By Andy Young
Special to The Windham Eagle
My team’s Greater Portland Senior Softball League season ended earlier this month with a 23-10 drubbing in the loser’s bracket of the post-season tournament. Our two straight playoff losses were unsurprising, given our regular season record of 16 defeats in 17 games.
How does a team allow 23 runs in a seven-inning contest? Very easily, as it turns out, and were it not for the league rule limiting scoring to five runs per inning (until the final frame), we’d likely have surrendered another dozen or so before our opponents got tired from all that running around the bases.
When I began playing men’s slow-pitch softball, I was a fleet-footed outfielder who batted leadoff, or somewhere else near the top of the order. The truth: I was really good.
But … the whole truth: that was nearly four decades ago.
I stopped playing the game in the mid-1980’s when complications involving employment intervened. (Translation: I finally got a real job.)
But a few years ago, circumstances changed again, and when a friend asked me to join his team in the over-50 league, I couldn’t resist.
At the first practice the guy running things asked me where I played. As a newcomer I sensibly responded I’d go wherever he wanted me to.
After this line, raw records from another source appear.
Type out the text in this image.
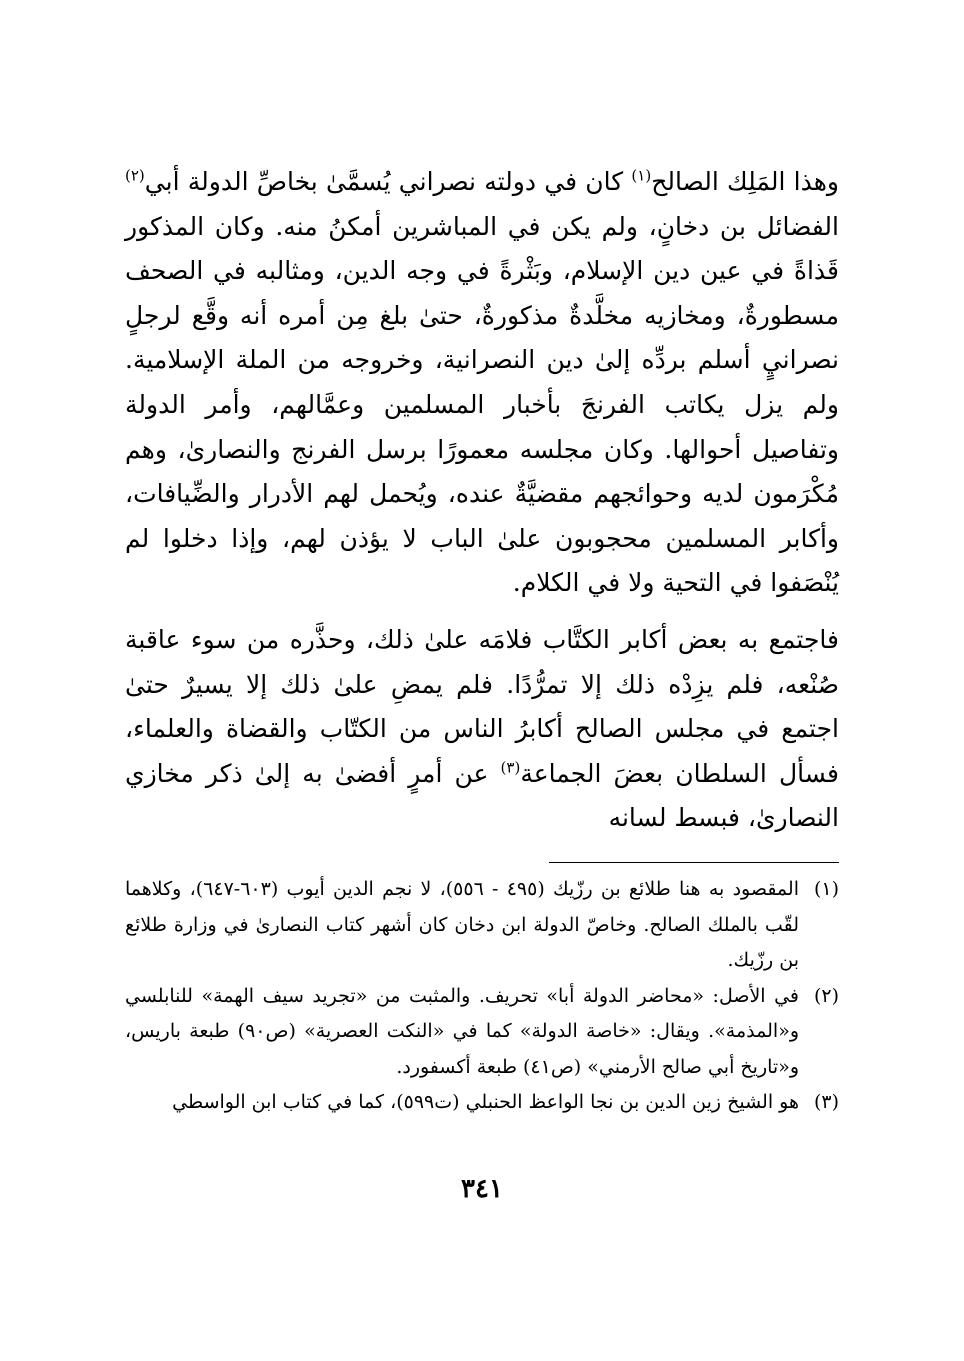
وهذا المَلِك الصالح$^{(١)}$ كان في دولته نصراني يُسمَّىٰ بخاصِّ الدولة أبي$^{(٢)}$ الفضائل بن دخانٍ، ولم يكن في المباشرين أمكنُ منه. وكان المذكور قَذاةً في عين دين الإسلام، وبَثْرةً في وجه الدين، ومثالبه في الصحف مسطورةٌ، ومخازيه مخلَّدةٌ مذكورةٌ، حتىٰ بلغ مِن أمره أنه وقَّع لرجلٍ نصرانيٍ أسلم بردِّه إلىٰ دين النصرانية، وخروجه من الملة الإسلامية. ولم يزل يكاتب الفرنجَ بأخبار المسلمين وعمَّالهم، وأمر الدولة وتفاصيل أحوالها. وكان مجلسه معمورًا برسل الفرنج والنصارىٰ، وهم مُكْرَمون لديه وحوائجهم مقضيَّةٌ عنده، ويُحمل لهم الأدرار والضِّيافات، وأكابر المسلمين محجوبون علىٰ الباب لا يؤذن لهم، وإذا دخلوا لم يُنْصَفوا في التحية ولا في الكلام.

فاجتمع به بعض أكابر الكتَّاب فلامَه علىٰ ذلك، وحذَّره من سوء عاقبة صُنْعه، فلم يزِدْه ذلك إلا تمرُّدًا. فلم يمضِ علىٰ ذلك إلا يسيرٌ حتىٰ اجتمع في مجلس الصالح أكابرُ الناس من الكتّاب والقضاة والعلماء، فسأل السلطان بعضَ الجماعة$^{(٣)}$ عن أمرٍ أفضىٰ به إلىٰ ذكر مخازي النصارىٰ، فبسط لسانه

(١)
المقصود به هنا طلائع بن رزّيك (٤٩٥ - ٥٥٦)، لا نجم الدين أيوب (٦٠٣-٦٤٧)، وكلاهما لقّب بالملك الصالح. وخاصّ الدولة ابن دخان كان أشهر كتاب النصارىٰ في وزارة طلائع بن رزّيك.
(٢)
في الأصل: «محاضر الدولة أبا» تحريف. والمثبت من «تجريد سيف الهمة» للنابلسي و«المذمة». ويقال: «خاصة الدولة» كما في «النكت العصرية» (ص٩٠) طبعة باريس، و«تاريخ أبي صالح الأرمني» (ص٤١) طبعة أكسفورد.
(٣)
هو الشيخ زين الدين بن نجا الواعظ الحنبلي (ت٥٩٩)، كما في كتاب ابن الواسطي
٣٤١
I wanted to add that if he asked me to play catcher, I’d know it was time to call it a career, but it turned out there was no danger of that, since in the senior league there’s no shortage of physically limited players who actually want to play the game’s least demanding, least interesting position.
A softball field looks a lot like a baseball diamond, but that resemblance is misleading. Slow-pitch softball is to baseball what checkers is to chess. Or maybe what “Candyland” is to chess.
Young slow-pitch softballers who can’t maintain a batting average of at least twice their weight (or three times their weight if they tip the scales at less than 200 pounds) will be hitting at the bottom of the order, assuming they can locate a team weak enough for them to merit any playing time at all.
The only necessity for anyone over 50 wanting to play softball is the desire to have fun, and thankfully all of my teammates had that prerequisite.
Whatever requirements that players possess even a modicum of athleticism pretty much evaporate once one qualifies for the senior league; that’s how someone like me can still participate.
Some modifications help level the playing field: for example, anyone can request a pinch runner at any time, first base and home plate have been altered to help avoid collisions, and pitchers have to duck behind a screen after each delivery, lest they get separated from their senses (or some more tangible body part) by a line drive hit up the middle.
Everyone on a 1-18 team bears some responsibility for the squad’s dreadful record, and this summer I was no exception. Because of arm issues I could no longer play shortstop, and when circumstances dictated my return to the outfield, the infielders serving as cut-off men had to run halfway to the outfield fence to relay my anemic tosses back to the infield. (Update: when I saw my doctor, hoping to improve the situation, his no-frills diagnosis was: “You’ve got a really old shoulder!”)
I won’t be holding a formal press conference to announce my retirement, but if I did, I’d paraphrase renowned 20th-century philosopher Yogi Berra, who moonlighted as a Hall of Fame catcher for the New York Yankees. One of his oft-quoted declarations was, “It ain’t over ‘til it’s over.”